On Feb. 1, 2003, the space shuttle Columbia fell apart during its reentry to Earth at the end of its 16-day mission, killing all seven astronauts on board: David M. Brown, Rick D. Husband, Laurel Blair Salton Clark, Kalpana Chawla, Michael P. Anderson, William C. McCool and Ilan Ramon.
Back then, the NewsHour with Jim Lehrer (as the PBS NewsHour was then known) marked the tragedy with coverage of the national memorial service, but also a philosophical discussion about the sociocultural significance of astronauts and what space travel itself represents for humanity.
Watch the full segment in our player above.

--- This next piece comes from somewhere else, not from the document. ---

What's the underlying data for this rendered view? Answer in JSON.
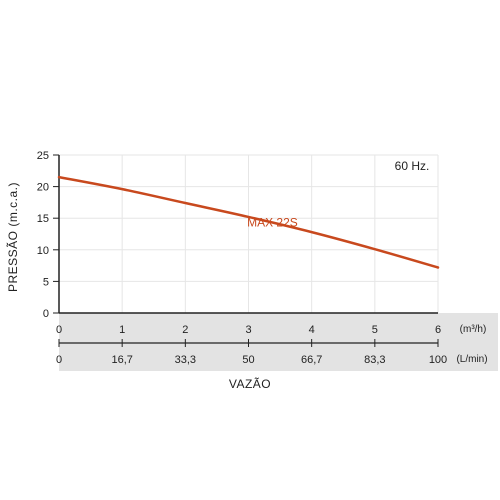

Among the panelists was acclaimed science fiction author Octavia Butler, who offered insight into the place that space and its explorers occupy in our collective imagination. Butler, who died in 2006, is a key figure in the Afrofuturist genre, which blends elements of sci-fi and fantasy with Black culture and history. Her novel "Kindred" was adapted into a Hulu TV series last year.
Talking with anchor Jim Lehrer, Butler said she was impressed by the hard work of the Columbia mission's astronauts, adding that their contributions were "both fascinating and necessary to us as a species." She recalled how as a child she would watch space missions take off on television, and the influence the astronauts who crewed them had on her own dreams and her career as a writer.
"I think they're our surrogates because they go where we can't go," Butler said. "And in a sense, they take us along with them." In 2021, NASA named its Perseverance rover's landing site in Mars' Jezero Crater "Octavia E. Butler Landing" in her honor.
Lehrer also spoke with historian Roger Launius, then of the Air and Space Museum in Washington, science writer Timothy Ferris and astrophysicist Neil deGrasse Tyson. Tyson reflected how astronauts hold a special place in American culture due in part to the way humanity has always valorized those who've risked their lives to be on the frontier of discovery.
In our modern context, astronauts occupy the role of pioneers who've taken on the dangerous mission of exploring the stars, he said. Tyson added that we should be proud that brave and curious people like astronauts, and the terrestrial explorers who came before them, live in our midst.
"We've already mapped the continents and the oceans so we look around and where is that next frontier that's going to capture the soul of curiosity of human beings? It is space," Tyson said. "There's no doubt about it. It is a privilege of 20th century [research] — now, into the 21st century — that space exists as that frontier for us all."